Tüm ödemelerin TL olarak görünmesindeki bir diğer sebepte yasal beyanlar ve tahakkuk edecek vergilerden kaynaklıdır. Şayet Türk lirası değil de döviz olarak belirtilirse kurdaki oynaklıktan dolayı beyan edilmesi gereken sigorta matrahı, sigorta ve vergi primleri sürekli olarak değişecektir. Bu da beyanname ve SGK bildirimlerinde ciddi sorunlara sebep olacaktır Bordro gösteriminde Türk lirası olarak göstermenin hukuki bir zorunluluğu olmasa da sigorta ve vergi beyanları TL üzerinden yapıldığı için bordroda TL olarak görünmesi süreci kolaylaştıracaktır ve işçinin hem işverenin yasal kesintileri daha rahat görebilmesine imkân sağlayacaktır.
Ek olarak bordro parametrelinde tavan ve taban uygulamaları vardır ve bu uygulamalar sabit TL tutarları üzerinden belirlenmiş olduğundan kurdaki oynaklık sürekli olarak hesaplamayı değiştirecektir ve nihayetinde yasal bildirimleri yapmak imkânsız bir hale gelecektir.

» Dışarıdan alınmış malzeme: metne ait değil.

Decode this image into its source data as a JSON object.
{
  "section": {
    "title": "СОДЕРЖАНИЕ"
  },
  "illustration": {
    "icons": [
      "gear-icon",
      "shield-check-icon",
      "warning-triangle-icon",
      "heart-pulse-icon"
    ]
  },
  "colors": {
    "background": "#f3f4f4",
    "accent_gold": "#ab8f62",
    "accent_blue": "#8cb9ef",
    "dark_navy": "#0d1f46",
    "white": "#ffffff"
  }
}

Kullanılacak döviz kuru konusunda ise tek bir uygulama yoktur. İşçi ve İşveren arasındaki iş sözleşmesinde veya sonrasında yapılan bir ek protokolde açıkça belirtilmiş olmalıdır. Sıklıkla karşılaştığımız uygulamalar ise genelde maaşın ödendiği günden 1 gün öncenin TCMB tarafından açıklanan döviz kuru, İş sözleşmesinde önceden belirtilmiş her ayın ilgili gününde TCMB tarafından açıklanan döviz kuru yahut tüm bunlardan bağımsız olarak kur belirterek sene boyunca bu kur kullanılması şeklindedir.
Döviz ile maaş alan çalışanların kıdem ve ihbar tazminatı hesaplamaları ise aldığı son ücretin brüt TL karşılığı üzerinden yapılır. Ücretin kıdem tazminat tavanını geçmesi durumunda farklı bir uygulamaya gidilmez ve yasal kıdem tazminatı tavan tutarından işlem yapılır.
Yemek, yol vs. gibi muafiyeti bulunan kalemlerin de döviz ile verilmesi durumunda tutarların ilgili günün kuru kullanılarak TL’ye çevrilmesi ve muafiyet ve istisna hesaplamalarının bu kur bilgisi üzerinden gerçekleşmesi gerekmektedir.